Abstract

Positron emission tomography (PET) images usually suffer from poor signal-to-noise ratio (SNR) due to the high level of noise and low spatial resolution, which adversely affect its performance for lesion detection and quantification. The complementary information present in high-resolution anatomical images from multi-modality imaging systems could potentially be used to improve the ability to detect and/or quantify lesions. However, previous methods that use anatomical priors usually require matched organ/lesion boundaries. In this study, we investigated the use of anatomical information to suppress noise in PET images while preserving both quantitative accuracy and the amplitude of prominent signals that do not have corresponding boundaries on computerized tomography (CT). The proposed approach was realized through a postreconstruction filter based on the nonlocal means (NLM) filter, which reduces noise by computing the weighted average of voxels based on the similarity measurement between patches of voxels within the image. Anatomical knowledge obtained from CT was incorporated to constrain the similarity measurement within a subset of voxels. In contrast to other methods that use anatomical priors, the actual number of neighboring voxels and weights used for smoothing were determined from a robust measurement on PET images within the subset. Thus, the proposed approach can be robust to signal mismatches between PET and CT. A 3-D search scheme was also investigated for the volumetric PET/CT data.
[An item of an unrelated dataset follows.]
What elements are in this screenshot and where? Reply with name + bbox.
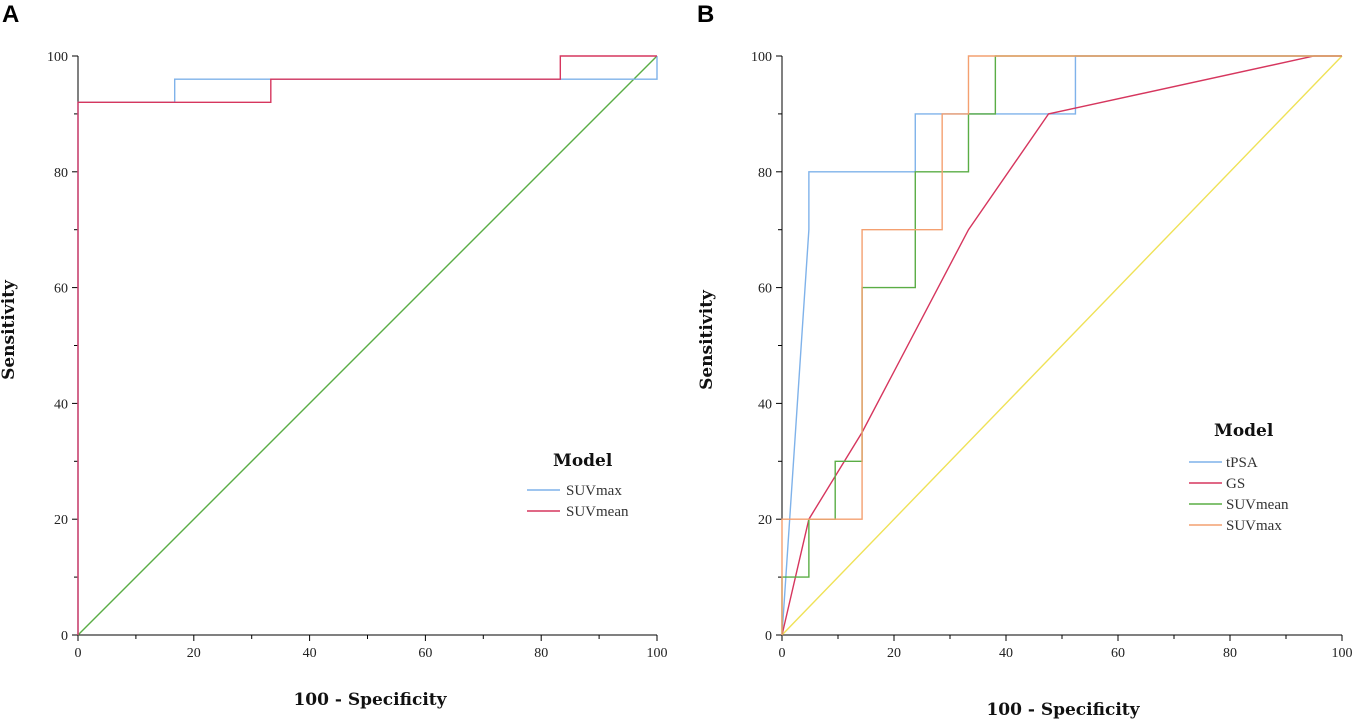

The proposed anatomically guided median nonlocal means filter (AMNLM) was first evaluated using a computer phantom and a physical phantom to simulate realistic but challenging situations where small lesions are located in homogeneous regions, which can be detected on PET but not on CT. The proposed method was further assessed with a clinical study of a patient with lung lesions. The performance of the proposed method was compared to Gaussian, edge-preserving bilateral and NLM filters, as well as median nonlocal means (MNLM) filtering without an anatomical prior. The proposed AMNLM method yielded improved lesion contrast and SNR compared with other methods even with imperfect anatomical knowledge, such as missing lesion boundaries and mismatched organ boundaries.